Warm ties between Asian nations are often hindered by memories of bitter history and none more so than between Japan and South Korea. The two nations today are democracies, trading partners, and allies of the United States that face common adversaries. Yet their leaders rarely meet, mainly as a result of differences over the role of Imperial Japan during its 35-year colonial rule of the Korean Peninsula.

This diplomatic freeze thawed a bit on Monday. The countries’ prime ministers attended separate ceremonies in their respective capitals to mark an important anniversary: the normalization of bilateral relations in 1965, which came two decades after the end of World War II. 

For years after that official recognition, Japan assumed issues of the past had been settled. But when South Korea become democratic in the late 1980s, nationalist sentiments and domestic politics revived old disputes. Japan then issued official apologies in the 1990s. But South Korea has kept demanding more of Japan.

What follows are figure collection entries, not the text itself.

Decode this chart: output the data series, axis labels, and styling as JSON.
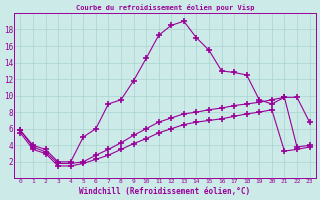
{
  "title": "Courbe du refroidissement éolien pour Visp",
  "xlabel": "Windchill (Refroidissement éolien,°C)",
  "background_color": "#cceae7",
  "line_color": "#990099",
  "grid_color": "#aad4d0",
  "x_ticks": [
    0,
    1,
    2,
    3,
    4,
    5,
    6,
    7,
    8,
    9,
    10,
    11,
    12,
    13,
    14,
    15,
    16,
    17,
    18,
    19,
    20,
    21,
    22,
    23
  ],
  "y_ticks": [
    2,
    4,
    6,
    8,
    10,
    12,
    14,
    16,
    18
  ],
  "xlim": [
    -0.5,
    23.5
  ],
  "ylim": [
    0,
    20
  ],
  "line1_x": [
    0,
    1,
    2,
    3,
    4,
    5,
    6,
    7,
    8,
    9,
    10,
    11,
    12,
    13,
    14,
    15,
    16,
    17,
    18,
    19,
    20,
    21,
    22,
    23
  ],
  "line1_y": [
    5.8,
    4.0,
    3.5,
    2.0,
    2.0,
    5.0,
    6.0,
    9.0,
    9.5,
    11.8,
    14.5,
    17.3,
    18.5,
    19.0,
    17.0,
    15.5,
    13.0,
    12.8,
    12.5,
    9.5,
    9.0,
    9.8,
    9.8,
    6.8
  ],
  "line2_x": [
    0,
    1,
    2,
    3,
    4,
    5,
    6,
    7,
    8,
    9,
    10,
    11,
    12,
    13,
    14,
    15,
    16,
    17,
    18,
    19,
    20,
    21,
    22,
    23
  ],
  "line2_y": [
    5.8,
    3.8,
    3.2,
    1.8,
    1.8,
    2.0,
    2.8,
    3.5,
    4.3,
    5.2,
    6.0,
    6.8,
    7.3,
    7.8,
    8.0,
    8.3,
    8.5,
    8.8,
    9.0,
    9.2,
    9.5,
    9.8,
    3.8,
    4.0
  ],
  "line3_x": [
    0,
    1,
    2,
    3,
    4,
    5,
    6,
    7,
    8,
    9,
    10,
    11,
    12,
    13,
    14,
    15,
    16,
    17,
    18,
    19,
    20,
    21,
    22,
    23
  ],
  "line3_y": [
    5.5,
    3.5,
    3.0,
    1.5,
    1.5,
    1.8,
    2.3,
    2.8,
    3.5,
    4.2,
    4.8,
    5.5,
    6.0,
    6.5,
    6.8,
    7.0,
    7.2,
    7.5,
    7.8,
    8.0,
    8.3,
    3.3,
    3.5,
    3.8
  ]
}
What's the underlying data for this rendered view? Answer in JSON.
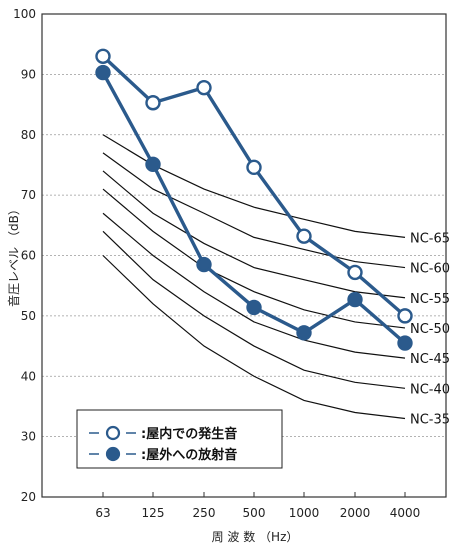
{
  "chart_data": {
    "type": "line",
    "x_categories": [
      "63",
      "125",
      "250",
      "500",
      "1000",
      "2000",
      "4000"
    ],
    "xlabel": "周 波 数 （Hz）",
    "ylabel": "音圧レベル （dB）",
    "ylim": [
      20,
      100
    ],
    "yticks": [
      "20",
      "30",
      "40",
      "50",
      "60",
      "70",
      "80",
      "90",
      "100"
    ],
    "grid": "horizontal",
    "series": [
      {
        "name": "屋内での発生音",
        "marker": "open-circle",
        "color": "#2b5a8c",
        "values": [
          93,
          85.3,
          87.8,
          74.6,
          63.2,
          57.2,
          50
        ]
      },
      {
        "name": "屋外への放射音",
        "marker": "filled-circle",
        "color": "#2b5a8c",
        "values": [
          90.3,
          75.1,
          58.5,
          51.4,
          47.2,
          52.7,
          45.5
        ]
      }
    ],
    "nc_curves": [
      {
        "label": "NC-65",
        "values": [
          80,
          75,
          71,
          68,
          66,
          64,
          63
        ]
      },
      {
        "label": "NC-60",
        "values": [
          77,
          71,
          67,
          63,
          61,
          59,
          58
        ]
      },
      {
        "label": "NC-55",
        "values": [
          74,
          67,
          62,
          58,
          56,
          54,
          53
        ]
      },
      {
        "label": "NC-50",
        "values": [
          71,
          64,
          58,
          54,
          51,
          49,
          48
        ]
      },
      {
        "label": "NC-45",
        "values": [
          67,
          60,
          54,
          49,
          46,
          44,
          43
        ]
      },
      {
        "label": "NC-40",
        "values": [
          64,
          56,
          50,
          45,
          41,
          39,
          38
        ]
      },
      {
        "label": "NC-35",
        "values": [
          60,
          52,
          45,
          40,
          36,
          34,
          33
        ]
      }
    ],
    "legend": {
      "position": "bottom-left",
      "items": [
        {
          "label": "－○－：屋内での発生音"
        },
        {
          "label": "－●－：屋外への放射音"
        }
      ]
    }
  }
}
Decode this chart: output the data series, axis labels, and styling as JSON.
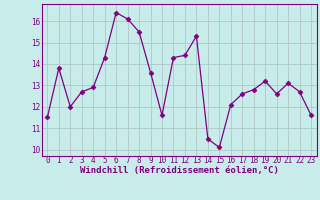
{
  "x": [
    0,
    1,
    2,
    3,
    4,
    5,
    6,
    7,
    8,
    9,
    10,
    11,
    12,
    13,
    14,
    15,
    16,
    17,
    18,
    19,
    20,
    21,
    22,
    23
  ],
  "y": [
    11.5,
    13.8,
    12.0,
    12.7,
    12.9,
    14.3,
    16.4,
    16.1,
    15.5,
    13.6,
    11.6,
    14.3,
    14.4,
    15.3,
    10.5,
    10.1,
    12.1,
    12.6,
    12.8,
    13.2,
    12.6,
    13.1,
    12.7,
    11.6
  ],
  "xlabel": "Windchill (Refroidissement éolien,°C)",
  "ylim": [
    9.7,
    16.8
  ],
  "yticks": [
    10,
    11,
    12,
    13,
    14,
    15,
    16
  ],
  "xticks": [
    0,
    1,
    2,
    3,
    4,
    5,
    6,
    7,
    8,
    9,
    10,
    11,
    12,
    13,
    14,
    15,
    16,
    17,
    18,
    19,
    20,
    21,
    22,
    23
  ],
  "line_color": "#800080",
  "marker": "D",
  "marker_size": 2.5,
  "bg_color": "#c8ecea",
  "grid_color": "#b0c8c8",
  "tick_fontsize": 5.5,
  "xlabel_fontsize": 6.5
}
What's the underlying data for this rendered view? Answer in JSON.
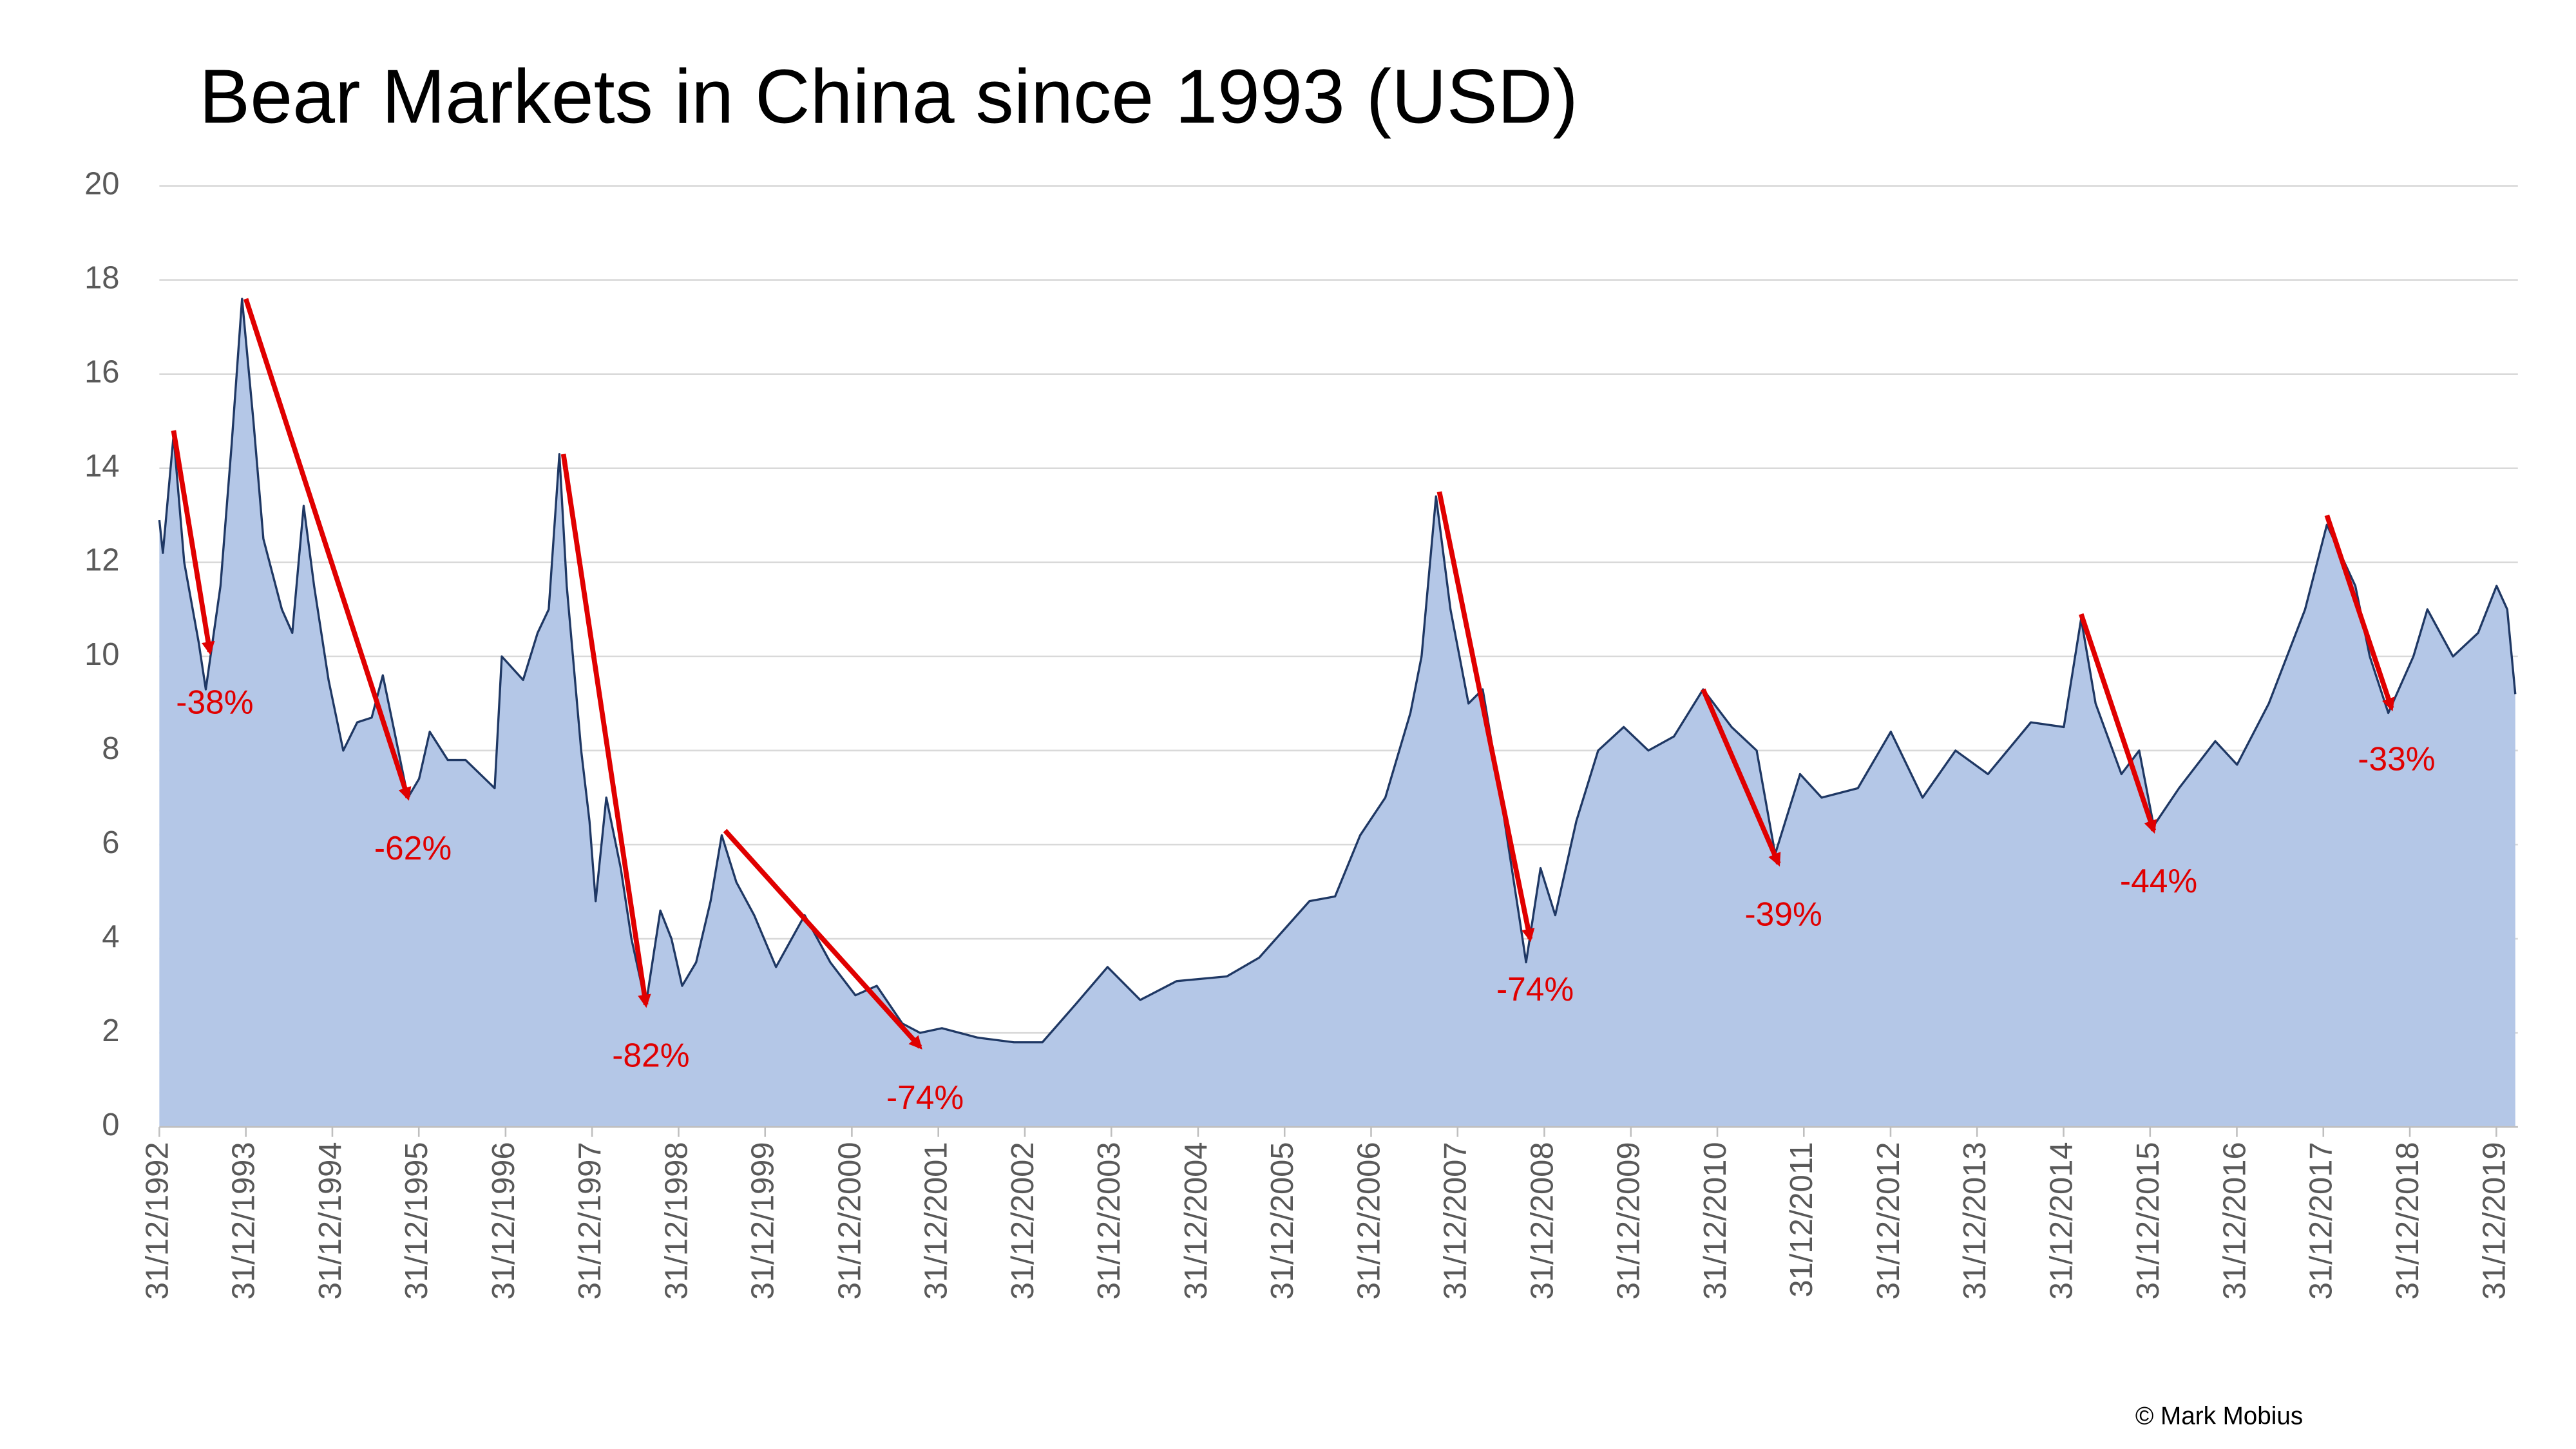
{
  "chart_data": {
    "type": "area",
    "title": "Bear Markets in China since 1993 (USD)",
    "credit": "© Mark Mobius",
    "xlim": [
      "1992-12-31",
      "2020-03-31"
    ],
    "xticks": [
      {
        "value": "1992-12-31",
        "label": "31/12/1992"
      },
      {
        "value": "1993-12-31",
        "label": "31/12/1993"
      },
      {
        "value": "1994-12-31",
        "label": "31/12/1994"
      },
      {
        "value": "1995-12-31",
        "label": "31/12/1995"
      },
      {
        "value": "1996-12-31",
        "label": "31/12/1996"
      },
      {
        "value": "1997-12-31",
        "label": "31/12/1997"
      },
      {
        "value": "1998-12-31",
        "label": "31/12/1998"
      },
      {
        "value": "1999-12-31",
        "label": "31/12/1999"
      },
      {
        "value": "2000-12-31",
        "label": "31/12/2000"
      },
      {
        "value": "2001-12-31",
        "label": "31/12/2001"
      },
      {
        "value": "2002-12-31",
        "label": "31/12/2002"
      },
      {
        "value": "2003-12-31",
        "label": "31/12/2003"
      },
      {
        "value": "2004-12-31",
        "label": "31/12/2004"
      },
      {
        "value": "2005-12-31",
        "label": "31/12/2005"
      },
      {
        "value": "2006-12-31",
        "label": "31/12/2006"
      },
      {
        "value": "2007-12-31",
        "label": "31/12/2007"
      },
      {
        "value": "2008-12-31",
        "label": "31/12/2008"
      },
      {
        "value": "2009-12-31",
        "label": "31/12/2009"
      },
      {
        "value": "2010-12-31",
        "label": "31/12/2010"
      },
      {
        "value": "2011-12-31",
        "label": "31/12/2011"
      },
      {
        "value": "2012-12-31",
        "label": "31/12/2012"
      },
      {
        "value": "2013-12-31",
        "label": "31/12/2013"
      },
      {
        "value": "2014-12-31",
        "label": "31/12/2014"
      },
      {
        "value": "2015-12-31",
        "label": "31/12/2015"
      },
      {
        "value": "2016-12-31",
        "label": "31/12/2016"
      },
      {
        "value": "2017-12-31",
        "label": "31/12/2017"
      },
      {
        "value": "2018-12-31",
        "label": "31/12/2018"
      },
      {
        "value": "2019-12-31",
        "label": "31/12/2019"
      }
    ],
    "ylim": [
      0,
      20
    ],
    "yticks": [
      0,
      2,
      4,
      6,
      8,
      10,
      12,
      14,
      16,
      18,
      20
    ],
    "grid": true,
    "x": [
      "1992-12-31",
      "1993-01-15",
      "1993-03-01",
      "1993-04-15",
      "1993-06-15",
      "1993-07-15",
      "1993-09-15",
      "1993-11-01",
      "1993-12-15",
      "1994-02-01",
      "1994-03-15",
      "1994-06-01",
      "1994-07-15",
      "1994-09-01",
      "1994-10-15",
      "1994-12-15",
      "1995-02-15",
      "1995-04-15",
      "1995-06-15",
      "1995-08-01",
      "1995-09-15",
      "1995-11-15",
      "1996-01-01",
      "1996-02-15",
      "1996-05-01",
      "1996-07-15",
      "1996-11-15",
      "1996-12-15",
      "1997-03-15",
      "1997-05-15",
      "1997-07-01",
      "1997-08-15",
      "1997-09-15",
      "1997-11-15",
      "1997-12-20",
      "1998-01-15",
      "1998-03-01",
      "1998-05-01",
      "1998-06-15",
      "1998-08-15",
      "1998-10-15",
      "1998-12-01",
      "1999-01-15",
      "1999-03-15",
      "1999-05-15",
      "1999-07-01",
      "1999-09-01",
      "1999-11-15",
      "2000-02-15",
      "2000-06-15",
      "2000-10-01",
      "2001-01-15",
      "2001-04-15",
      "2001-08-01",
      "2001-10-15",
      "2002-01-15",
      "2002-06-15",
      "2002-11-15",
      "2003-03-15",
      "2003-08-01",
      "2003-12-15",
      "2004-05-01",
      "2004-10-01",
      "2005-05-01",
      "2005-09-15",
      "2006-04-15",
      "2006-08-01",
      "2006-11-15",
      "2007-03-01",
      "2007-06-15",
      "2007-08-01",
      "2007-10-01",
      "2007-12-01",
      "2008-02-15",
      "2008-04-15",
      "2008-07-01",
      "2008-09-15",
      "2008-10-15",
      "2008-12-15",
      "2009-02-15",
      "2009-05-15",
      "2009-08-15",
      "2009-12-01",
      "2010-03-15",
      "2010-07-01",
      "2010-11-01",
      "2011-03-01",
      "2011-06-15",
      "2011-09-01",
      "2011-12-15",
      "2012-03-15",
      "2012-08-15",
      "2013-01-01",
      "2013-05-15",
      "2013-10-01",
      "2014-02-15",
      "2014-08-15",
      "2015-01-01",
      "2015-03-15",
      "2015-05-15",
      "2015-09-01",
      "2015-11-15",
      "2016-01-15",
      "2016-05-01",
      "2016-10-01",
      "2017-01-01",
      "2017-05-15",
      "2017-10-15",
      "2018-01-15",
      "2018-05-15",
      "2018-07-15",
      "2018-10-01",
      "2019-01-15",
      "2019-03-15",
      "2019-07-01",
      "2019-10-15",
      "2020-01-01",
      "2020-02-15",
      "2020-03-20"
    ],
    "series": [
      {
        "name": "China",
        "color": "#1f3864",
        "fill": "#b4c7e7",
        "values": [
          12.9,
          12.2,
          14.7,
          12,
          10.3,
          9.3,
          11.5,
          14.5,
          17.6,
          15,
          12.5,
          11,
          10.5,
          13.2,
          11.5,
          9.5,
          8,
          8.6,
          8.7,
          9.6,
          8.5,
          7,
          7.4,
          8.4,
          7.8,
          7.8,
          7.2,
          10,
          9.5,
          10.5,
          11,
          14.3,
          11.5,
          8,
          6.5,
          4.8,
          7,
          5.5,
          4,
          2.6,
          4.6,
          4,
          3,
          3.5,
          4.8,
          6.2,
          5.2,
          4.5,
          3.4,
          4.5,
          3.5,
          2.8,
          3,
          2.2,
          2,
          2.1,
          1.9,
          1.8,
          1.8,
          2.6,
          3.4,
          2.7,
          3.1,
          3.2,
          3.6,
          4.8,
          4.9,
          6.2,
          7,
          8.8,
          10,
          13.4,
          11,
          9,
          9.3,
          7,
          4.5,
          3.5,
          5.5,
          4.5,
          6.5,
          8,
          8.5,
          8,
          8.3,
          9.3,
          8.5,
          8,
          5.8,
          7.5,
          7,
          7.2,
          8.4,
          7,
          8,
          7.5,
          8.6,
          8.5,
          10.8,
          9,
          7.5,
          8,
          6.4,
          7.2,
          8.2,
          7.7,
          9,
          11,
          12.8,
          11.5,
          10,
          8.8,
          10,
          11,
          10,
          10.5,
          11.5,
          11,
          9.2
        ]
      }
    ],
    "annotations": [
      {
        "label": "-38%",
        "from": [
          "1993-03-01",
          14.8
        ],
        "to": [
          "1993-08-01",
          10.1
        ]
      },
      {
        "label": "-62%",
        "from": [
          "1993-12-31",
          17.6
        ],
        "to": [
          "1995-11-15",
          7.0
        ]
      },
      {
        "label": "-82%",
        "from": [
          "1997-09-01",
          14.3
        ],
        "to": [
          "1998-08-15",
          2.6
        ]
      },
      {
        "label": "-74%",
        "from": [
          "1999-07-15",
          6.3
        ],
        "to": [
          "2001-10-15",
          1.7
        ]
      },
      {
        "label": "-74%",
        "from": [
          "2007-10-15",
          13.5
        ],
        "to": [
          "2008-11-01",
          4.0
        ]
      },
      {
        "label": "-39%",
        "from": [
          "2010-11-01",
          9.3
        ],
        "to": [
          "2011-09-15",
          5.6
        ]
      },
      {
        "label": "-44%",
        "from": [
          "2015-03-15",
          10.9
        ],
        "to": [
          "2016-01-15",
          6.3
        ]
      },
      {
        "label": "-33%",
        "from": [
          "2018-01-15",
          13.0
        ],
        "to": [
          "2018-10-15",
          8.9
        ]
      }
    ]
  }
}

Monday’s joint ceremonies, while only symbolic, hint that Tokyo and Seoul are closer than ever to resolving past grievances, especially a dispute over Japan’s wartime use of thousands of Korean women as sex slaves, or “comfort women.” Much will now depend on a speech expected this August by Japanese Prime Minister Shinzo Abe in marking the 70th anniversary of the end of the war. Can both Mr. Abe and South Korean President Park Geun-hye end the cycle of nationalist impulses in each country? The fact that the two leaders now seek to meet later this year gives some hope.

Healing wounds of the past will require humility on both sides to listen to each other’s concerns and to honor each other’s national identity. More can still be done to help the surviving “comfort women” and the two countries must agree on the history of that abuse. South Korea can also welcome Mr. Abe’s efforts to have Japan take on greater international responsibilities.

Just as important would be a mutual recognition that Asia needs Japan and South Korea to work together. The US, with 80,000 troops in the two countries, cannot remain the main guardian of peace in the region forever. China’s aggression and North Korea’s nuclear weapons require other Asian nations to resolve their disputes. Japan and South Korea, by recalling that day a half-century ago when they rose above their past, may be on the right path.